Er hob Tischdecken, ließ Fensterläden knallen, zerzauste Kinderhaare und kam in Häuser, ohne anzuklopfen.
„Ich bin frei!“, rief er.
Doch die Blumen beugten sich zu stark. Die Katzen versteckten sich. Die Vorhänge ärgerten sich still.
Eines Abends rief ihn die alte Zypresse.
„Kleiner Wind, Freiheit heißt nicht, überall ohne Frage einzutreten.“
Der Wind wirbelte um sie herum. „Wie kann ein Wind fragen?“
„Sanft.“
Am nächsten Tag versuchte der Wind es. Er berührte ein Fenster mit einem leichten Hauch.
„Darf ich herein?“
Das Fenster öffnete sich ein wenig.
Er trat ein, ohne die Papiere umzuwerfen.

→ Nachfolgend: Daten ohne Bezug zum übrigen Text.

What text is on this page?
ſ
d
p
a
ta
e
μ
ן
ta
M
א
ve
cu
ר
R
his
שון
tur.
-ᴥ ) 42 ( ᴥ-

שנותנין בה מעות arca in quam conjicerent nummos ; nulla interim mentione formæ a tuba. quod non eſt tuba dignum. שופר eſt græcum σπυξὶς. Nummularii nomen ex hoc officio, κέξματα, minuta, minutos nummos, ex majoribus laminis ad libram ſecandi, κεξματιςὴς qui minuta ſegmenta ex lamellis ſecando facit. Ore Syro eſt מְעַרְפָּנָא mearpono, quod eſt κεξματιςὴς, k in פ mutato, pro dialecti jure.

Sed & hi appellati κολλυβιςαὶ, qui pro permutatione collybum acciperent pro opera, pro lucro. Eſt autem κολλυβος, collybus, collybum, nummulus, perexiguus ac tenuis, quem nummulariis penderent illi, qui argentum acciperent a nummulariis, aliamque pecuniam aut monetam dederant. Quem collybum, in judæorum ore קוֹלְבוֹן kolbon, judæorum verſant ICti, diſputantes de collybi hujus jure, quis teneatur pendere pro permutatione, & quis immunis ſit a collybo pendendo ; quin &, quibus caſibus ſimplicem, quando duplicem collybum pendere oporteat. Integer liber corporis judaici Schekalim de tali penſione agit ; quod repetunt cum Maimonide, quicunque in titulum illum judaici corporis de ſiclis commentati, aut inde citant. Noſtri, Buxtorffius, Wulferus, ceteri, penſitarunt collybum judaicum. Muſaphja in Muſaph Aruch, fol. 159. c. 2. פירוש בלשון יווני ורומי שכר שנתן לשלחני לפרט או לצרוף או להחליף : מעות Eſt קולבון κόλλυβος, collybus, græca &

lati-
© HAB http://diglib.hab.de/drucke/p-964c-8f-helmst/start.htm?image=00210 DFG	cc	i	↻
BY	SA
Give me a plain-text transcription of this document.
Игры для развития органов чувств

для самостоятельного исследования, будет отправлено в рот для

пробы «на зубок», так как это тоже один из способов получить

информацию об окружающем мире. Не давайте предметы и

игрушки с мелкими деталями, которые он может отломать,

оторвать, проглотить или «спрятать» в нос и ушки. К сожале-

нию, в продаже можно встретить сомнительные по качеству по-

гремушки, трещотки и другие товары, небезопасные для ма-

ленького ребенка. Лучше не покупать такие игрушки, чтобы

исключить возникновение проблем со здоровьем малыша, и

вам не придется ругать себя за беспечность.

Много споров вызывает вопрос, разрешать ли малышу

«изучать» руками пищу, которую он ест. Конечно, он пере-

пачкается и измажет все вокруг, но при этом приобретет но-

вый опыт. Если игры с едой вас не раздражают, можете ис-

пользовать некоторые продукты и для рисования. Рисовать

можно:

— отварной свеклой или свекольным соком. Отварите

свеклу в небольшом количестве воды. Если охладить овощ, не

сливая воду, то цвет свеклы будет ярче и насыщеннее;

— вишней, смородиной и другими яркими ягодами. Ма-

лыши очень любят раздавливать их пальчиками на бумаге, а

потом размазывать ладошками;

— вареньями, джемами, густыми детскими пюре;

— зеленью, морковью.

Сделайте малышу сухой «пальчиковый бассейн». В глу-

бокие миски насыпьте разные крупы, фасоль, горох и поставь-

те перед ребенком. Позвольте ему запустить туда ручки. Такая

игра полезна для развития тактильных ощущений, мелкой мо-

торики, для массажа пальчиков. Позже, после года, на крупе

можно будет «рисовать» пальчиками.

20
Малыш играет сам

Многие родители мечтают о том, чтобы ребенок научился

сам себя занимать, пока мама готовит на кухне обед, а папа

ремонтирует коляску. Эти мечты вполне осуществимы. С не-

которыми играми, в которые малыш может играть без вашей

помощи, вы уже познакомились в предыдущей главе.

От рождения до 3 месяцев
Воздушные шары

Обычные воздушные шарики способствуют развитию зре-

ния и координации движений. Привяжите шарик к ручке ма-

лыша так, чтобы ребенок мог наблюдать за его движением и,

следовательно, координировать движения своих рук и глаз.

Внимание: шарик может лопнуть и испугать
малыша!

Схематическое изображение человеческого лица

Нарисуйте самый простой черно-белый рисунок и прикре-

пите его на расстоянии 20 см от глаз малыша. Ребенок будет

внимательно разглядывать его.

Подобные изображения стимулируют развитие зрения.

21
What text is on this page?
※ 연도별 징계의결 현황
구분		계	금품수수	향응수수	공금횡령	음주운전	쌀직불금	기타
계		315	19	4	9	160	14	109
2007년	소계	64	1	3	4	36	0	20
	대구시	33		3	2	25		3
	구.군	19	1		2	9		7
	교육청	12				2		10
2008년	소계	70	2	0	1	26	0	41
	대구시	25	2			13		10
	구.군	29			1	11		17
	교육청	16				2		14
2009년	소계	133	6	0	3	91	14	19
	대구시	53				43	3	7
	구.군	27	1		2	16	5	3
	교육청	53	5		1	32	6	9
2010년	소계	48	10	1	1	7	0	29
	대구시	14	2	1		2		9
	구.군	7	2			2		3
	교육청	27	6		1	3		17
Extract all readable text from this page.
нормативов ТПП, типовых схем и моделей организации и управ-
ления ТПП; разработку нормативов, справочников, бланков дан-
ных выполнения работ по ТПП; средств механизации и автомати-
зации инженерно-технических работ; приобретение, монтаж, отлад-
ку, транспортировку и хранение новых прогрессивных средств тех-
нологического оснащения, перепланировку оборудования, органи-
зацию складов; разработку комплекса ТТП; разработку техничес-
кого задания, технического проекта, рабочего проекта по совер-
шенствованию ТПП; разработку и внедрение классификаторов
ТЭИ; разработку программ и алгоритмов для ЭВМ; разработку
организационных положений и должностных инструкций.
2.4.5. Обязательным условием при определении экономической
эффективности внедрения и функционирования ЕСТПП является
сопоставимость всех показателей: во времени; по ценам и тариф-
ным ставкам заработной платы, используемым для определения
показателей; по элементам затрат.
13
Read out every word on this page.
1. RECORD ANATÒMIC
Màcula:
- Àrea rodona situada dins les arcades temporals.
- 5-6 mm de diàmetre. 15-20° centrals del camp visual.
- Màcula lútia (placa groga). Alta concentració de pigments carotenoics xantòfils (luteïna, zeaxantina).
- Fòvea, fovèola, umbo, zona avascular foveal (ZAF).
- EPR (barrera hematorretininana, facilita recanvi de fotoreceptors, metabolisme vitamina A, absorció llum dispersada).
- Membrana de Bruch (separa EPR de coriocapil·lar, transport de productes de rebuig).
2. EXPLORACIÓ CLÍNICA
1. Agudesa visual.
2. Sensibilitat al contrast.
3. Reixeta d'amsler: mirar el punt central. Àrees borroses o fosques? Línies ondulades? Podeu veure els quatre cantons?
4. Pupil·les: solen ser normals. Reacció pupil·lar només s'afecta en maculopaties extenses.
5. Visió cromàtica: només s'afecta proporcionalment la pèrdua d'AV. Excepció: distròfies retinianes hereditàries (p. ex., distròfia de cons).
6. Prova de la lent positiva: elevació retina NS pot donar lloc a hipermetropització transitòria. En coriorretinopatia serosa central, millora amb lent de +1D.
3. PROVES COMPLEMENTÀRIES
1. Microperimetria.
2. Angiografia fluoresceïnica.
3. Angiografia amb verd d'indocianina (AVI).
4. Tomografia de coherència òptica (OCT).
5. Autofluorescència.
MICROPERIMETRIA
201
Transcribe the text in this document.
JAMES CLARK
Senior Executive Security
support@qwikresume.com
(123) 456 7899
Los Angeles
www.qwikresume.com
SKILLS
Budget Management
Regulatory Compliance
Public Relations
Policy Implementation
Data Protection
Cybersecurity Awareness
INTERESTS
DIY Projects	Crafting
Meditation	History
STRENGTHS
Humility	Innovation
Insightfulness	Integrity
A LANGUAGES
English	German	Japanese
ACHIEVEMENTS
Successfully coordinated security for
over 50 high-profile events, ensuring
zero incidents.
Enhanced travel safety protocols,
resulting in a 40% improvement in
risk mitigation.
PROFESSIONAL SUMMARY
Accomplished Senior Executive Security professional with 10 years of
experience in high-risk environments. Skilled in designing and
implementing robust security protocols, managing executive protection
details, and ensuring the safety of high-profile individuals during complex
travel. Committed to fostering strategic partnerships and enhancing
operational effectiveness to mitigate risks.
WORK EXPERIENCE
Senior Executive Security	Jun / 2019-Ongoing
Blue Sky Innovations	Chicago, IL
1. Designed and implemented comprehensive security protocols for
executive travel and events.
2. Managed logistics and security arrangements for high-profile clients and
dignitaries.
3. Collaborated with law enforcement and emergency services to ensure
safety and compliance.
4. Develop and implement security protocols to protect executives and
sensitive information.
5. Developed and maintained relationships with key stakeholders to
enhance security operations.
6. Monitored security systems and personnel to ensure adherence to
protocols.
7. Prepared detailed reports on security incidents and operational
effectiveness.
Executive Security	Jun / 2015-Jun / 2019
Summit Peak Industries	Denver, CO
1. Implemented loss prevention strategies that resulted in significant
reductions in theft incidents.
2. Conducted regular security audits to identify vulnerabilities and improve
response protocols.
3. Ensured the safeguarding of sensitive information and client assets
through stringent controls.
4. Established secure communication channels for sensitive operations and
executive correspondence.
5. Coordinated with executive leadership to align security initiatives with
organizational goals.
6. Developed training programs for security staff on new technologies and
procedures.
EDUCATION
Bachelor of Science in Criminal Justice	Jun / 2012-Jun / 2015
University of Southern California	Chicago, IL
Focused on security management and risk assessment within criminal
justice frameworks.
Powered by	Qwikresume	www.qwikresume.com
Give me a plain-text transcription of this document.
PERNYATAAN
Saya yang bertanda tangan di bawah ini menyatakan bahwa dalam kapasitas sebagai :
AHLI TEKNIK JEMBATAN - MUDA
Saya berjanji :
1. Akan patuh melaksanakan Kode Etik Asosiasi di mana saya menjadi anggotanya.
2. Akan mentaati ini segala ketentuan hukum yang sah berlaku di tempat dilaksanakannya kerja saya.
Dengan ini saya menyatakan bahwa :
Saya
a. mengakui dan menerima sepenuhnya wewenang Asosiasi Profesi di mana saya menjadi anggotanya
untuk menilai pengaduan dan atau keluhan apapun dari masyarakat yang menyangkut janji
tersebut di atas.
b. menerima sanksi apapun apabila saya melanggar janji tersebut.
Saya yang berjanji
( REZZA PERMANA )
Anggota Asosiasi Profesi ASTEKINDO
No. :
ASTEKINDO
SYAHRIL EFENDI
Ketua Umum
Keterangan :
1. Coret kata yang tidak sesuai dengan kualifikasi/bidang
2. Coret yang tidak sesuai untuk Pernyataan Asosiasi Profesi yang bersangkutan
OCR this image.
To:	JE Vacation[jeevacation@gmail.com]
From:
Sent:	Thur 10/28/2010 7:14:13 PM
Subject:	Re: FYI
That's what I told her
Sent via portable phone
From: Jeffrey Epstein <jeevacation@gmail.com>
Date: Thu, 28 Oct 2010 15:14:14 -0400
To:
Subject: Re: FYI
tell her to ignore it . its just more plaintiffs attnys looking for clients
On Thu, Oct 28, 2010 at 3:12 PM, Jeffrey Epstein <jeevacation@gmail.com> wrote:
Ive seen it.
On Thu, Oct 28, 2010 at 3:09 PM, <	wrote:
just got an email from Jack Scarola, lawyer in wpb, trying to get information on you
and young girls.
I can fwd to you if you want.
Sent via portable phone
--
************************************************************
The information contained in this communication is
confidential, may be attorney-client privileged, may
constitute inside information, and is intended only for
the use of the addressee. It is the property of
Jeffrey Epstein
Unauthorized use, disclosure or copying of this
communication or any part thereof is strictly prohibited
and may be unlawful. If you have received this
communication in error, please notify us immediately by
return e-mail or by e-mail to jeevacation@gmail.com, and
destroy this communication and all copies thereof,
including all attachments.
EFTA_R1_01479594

Dann kam er zu einem Kind mit lockigem Haar.
„Darf ich spielen?“
Das Kind lachte und hob das Gesicht. Der Wind bewegte nur eine Locke, dann zwei.
Er fragte die Blätter, die Wäsche, die Blumen. Einige sagten ja. Einige schienen zu sagen: jetzt nicht.
Der Wind entdeckte, dass ein freiwilliges Ja fröhlicher ist als etwas, das man mit Kraft nimmt.
Seitdem erkannte man ihn anders. Er war immer noch lebhaft und neugierig, aber er hatte Zartheit gelernt.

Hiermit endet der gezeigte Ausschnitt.